I knew the end was near when I opened my eyes and saw a stranger in the room. To this point and the best of my knowledge, it had only been myself, Adam, my mom, Constance and Lisa in the birth center. Now there was another person there, not in scrubs, preparing something. I demanded who this person was, and at first no one knew what I was talking about (I began to think I was hallucinating). The woman came over and I saw that she was someone who I had met before at an appointment. She explained that she was the birth assistant and also a midwife.
She helped Constance put on some long gloves so that she can check me, help with the stretching and I think that the baby had to be shifted into a better position. I had asked if she was facing posterior or anterior, she was anterior (I’m sure we would have known earlier because I would have experienced back labor, but all of my labor was felt between my belly button and pubic bone). I asked Constance how many more pushes I had to give, I knew I was so close but with now in the sitting position, facing forward, being impatient and tired (and deep down knowing that I never felt like I had to push but pushed anyways), I just wanted a number. She couldn’t, she said soon, I joked that she always was so qualitative and I wanted quantitative. I asked was it six more times, and she said likely 2-3, maybe even 1-2. This gave me so much encouragement, but again I got scared. I pleaded for her help, and whatever she did, whether it was by physical manipulation or her encouraging eyes, I got the baby’s head out.
I took a small break, asked if it was ok to push the rest of her out, and closed my eyes and out Penelope came.
Immediately she was put on my chest; I saw a baby but didn’t realize who it was. I felt the vernix on my hands, saw and felt a little wiggly body, but still didn’t get it. I looked back at Adam and asked him if this was our daughter, and he joyfully said yes. A small wet towel was placed on her to keep her warm, and Constance asked when I wanted the cord cut. I said that I wanted her to get whatever else she needed to get from it, and we waited a few minutes. The instruments were brought over, and it was determined that someone was to cut it. Adam and I had spoken about this a couple times during the pregnancy, if he was going to cut the order or catch her, but never came to a decision.
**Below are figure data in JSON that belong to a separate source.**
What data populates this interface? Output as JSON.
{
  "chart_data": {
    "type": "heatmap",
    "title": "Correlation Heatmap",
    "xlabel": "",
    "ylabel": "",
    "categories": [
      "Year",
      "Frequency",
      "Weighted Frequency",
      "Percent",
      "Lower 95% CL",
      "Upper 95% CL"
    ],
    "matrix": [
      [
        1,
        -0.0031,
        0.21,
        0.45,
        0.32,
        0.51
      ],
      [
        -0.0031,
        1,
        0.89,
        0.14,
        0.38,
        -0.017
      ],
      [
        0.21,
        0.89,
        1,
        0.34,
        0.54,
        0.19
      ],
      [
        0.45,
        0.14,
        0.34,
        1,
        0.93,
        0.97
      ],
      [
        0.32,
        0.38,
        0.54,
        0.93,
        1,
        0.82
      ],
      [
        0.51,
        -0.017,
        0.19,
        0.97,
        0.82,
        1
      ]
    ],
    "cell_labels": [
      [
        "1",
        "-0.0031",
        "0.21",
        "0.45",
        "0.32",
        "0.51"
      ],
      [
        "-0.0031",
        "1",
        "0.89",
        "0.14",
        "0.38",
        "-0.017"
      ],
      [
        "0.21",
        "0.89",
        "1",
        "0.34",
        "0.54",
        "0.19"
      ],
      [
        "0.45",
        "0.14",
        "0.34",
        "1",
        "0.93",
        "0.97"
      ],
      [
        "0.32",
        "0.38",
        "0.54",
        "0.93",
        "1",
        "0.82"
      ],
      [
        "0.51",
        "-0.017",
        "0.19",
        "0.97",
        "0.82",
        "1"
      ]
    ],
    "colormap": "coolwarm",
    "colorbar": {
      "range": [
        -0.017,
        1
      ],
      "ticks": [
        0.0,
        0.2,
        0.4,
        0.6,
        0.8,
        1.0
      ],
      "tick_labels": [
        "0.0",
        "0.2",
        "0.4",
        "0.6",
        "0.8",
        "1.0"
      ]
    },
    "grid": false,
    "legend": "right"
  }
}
Constance ended up catching her, but I asked Adam to cut her cord. It was a very short cord, I could feel that it had to be pulled a little bit to bring the baby to my chest and then some more to get the two clamps on it. I watched Adam very gingerly bring the scissors over, and pause. I asked Constance if the cord has nerves in it, because I knew he was afraid of hurting me or Penelope. It didn’t, and his shakily started cutting the cord. It took three snips, and Penelope was now separate from me for the first time in her life.